Although she had her own ideas about what had happened, Jessica wanted to hear it from someone else, so asked what the woman thought. Seemingly grateful to be asked for her opinion, she pointed towards the objects on the floor. ‘I’d say she was attacked from behind, presumably after opening the front door.’ She indicated the positions of the carrier bags. ‘Although the objects are spread across the floor, the bags themselves are directly below where she would have been standing, so it probably happened as soon as she stepped inside.’
‘How did she die?’
Jessica could have guessed the reply before it came.
‘Probably asphyxiation, she has all the signs, although it’ll need to be confirmed.’
If how Oliver had died was anything to go by, then Jessica guessed the killer had surprised Kayleigh from behind, smothering her with a bag or something similar.
The woman turned towards the broken biscuits. ‘It looks like she fell forwards, crushing those and possibly knocking these bottles as well.’
It sounded like a horrible way to die, face-down as someone pressed a knee into your back, pulling something tight around your mouth to stop you breathing.
‘What happened then?’ Jessica asked.
Pointing towards the stairs, the woman continued her theory. ‘Somehow, she ended up in the bath upstairs. You’re going to have to leave it with us for a day or two to find out if she was dragged or carried. We haven’t found anything on the stairs yet, but we’re going to rip the whole of this carpet out to test for shoe prints, hairs or blood.’
‘What else have you found?’
The woman turned and crept back towards the front door, crouching and pointing to a spot on the wall.
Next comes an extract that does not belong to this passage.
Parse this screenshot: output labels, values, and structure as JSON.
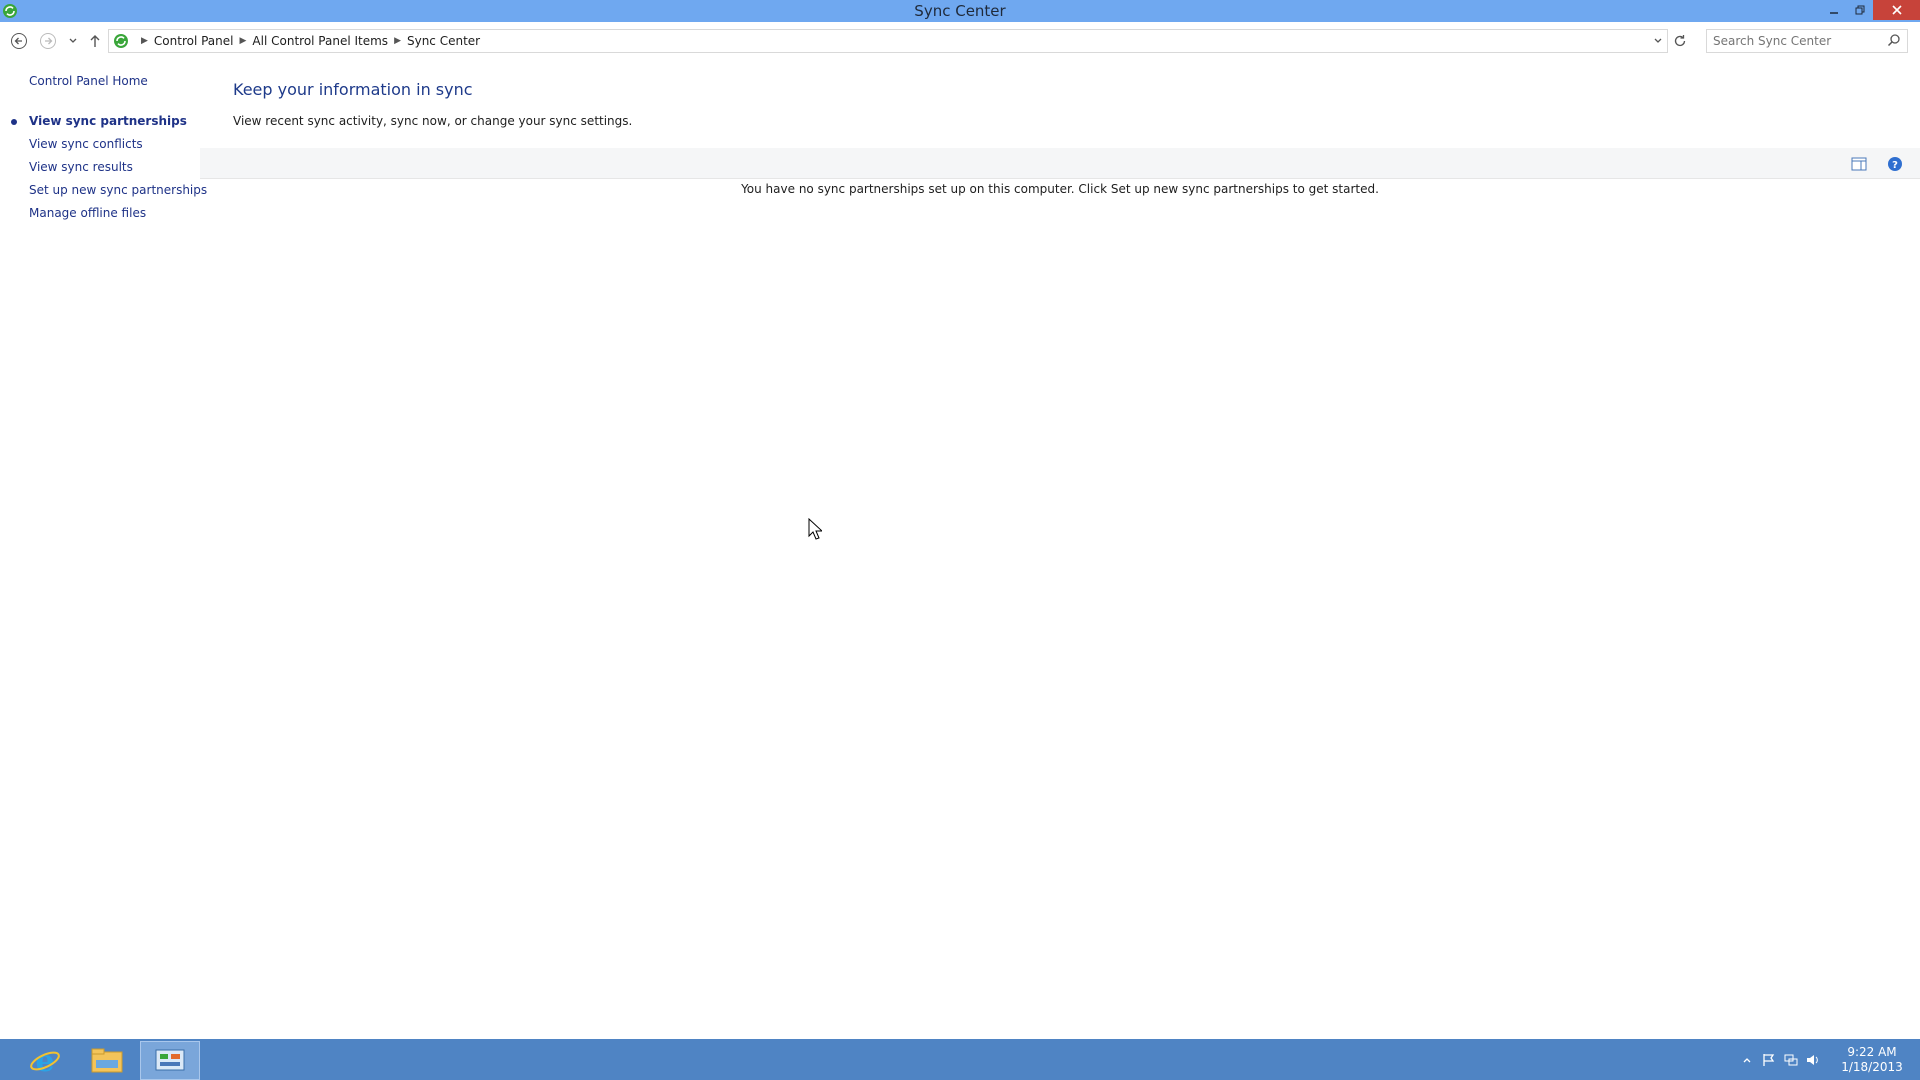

Jessica looked on from a distance, not wanting to accidentally interfere. ‘It looks like a partial shoe print here,’ she said. ‘It’s probably too small to be a man’s, so may well be the victim’s.’
‘Was there . . . anything else?’ Jessica didn’t want to say the words but the woman took the hint.
‘You’ll have to wait for the autopsy but her clothing wasn’t torn. She could have been re-dressed, of course . . .’
She nodded over Jessica’s shoulder towards the man now standing in the doorway. Cole was wearing a large coat far too big for him and looked as tired as Jessica felt. ‘I forgot how close you lived,’ he said, as Jessica carefully made her way across the hallway.
She thanked the woman for her help and then walked with her supervisor to the end of the driveway. As they talked, she tried to keep a distance, hoping the gum was covering the smell of her breath.
‘Did you go upstairs?’ Cole asked.
‘No, they reckon Kayleigh was killed by her front door and then taken to the bathroom where she was found. They’re trying to keep it all clear.’ Jessica blew into her hands and then pushed them deeply into the pockets of her coat. ‘How did we know?’
For a few moments, Cole did not reply. Jessica thought he hadn’t heard but when she turned to face him, she could see his eyes were fixed on the front door. He sighed and started walking backwards, then turned and headed towards the garden area where she had vomited. Luckily, he walked in the opposite direction and sat on a bench just inside the gate.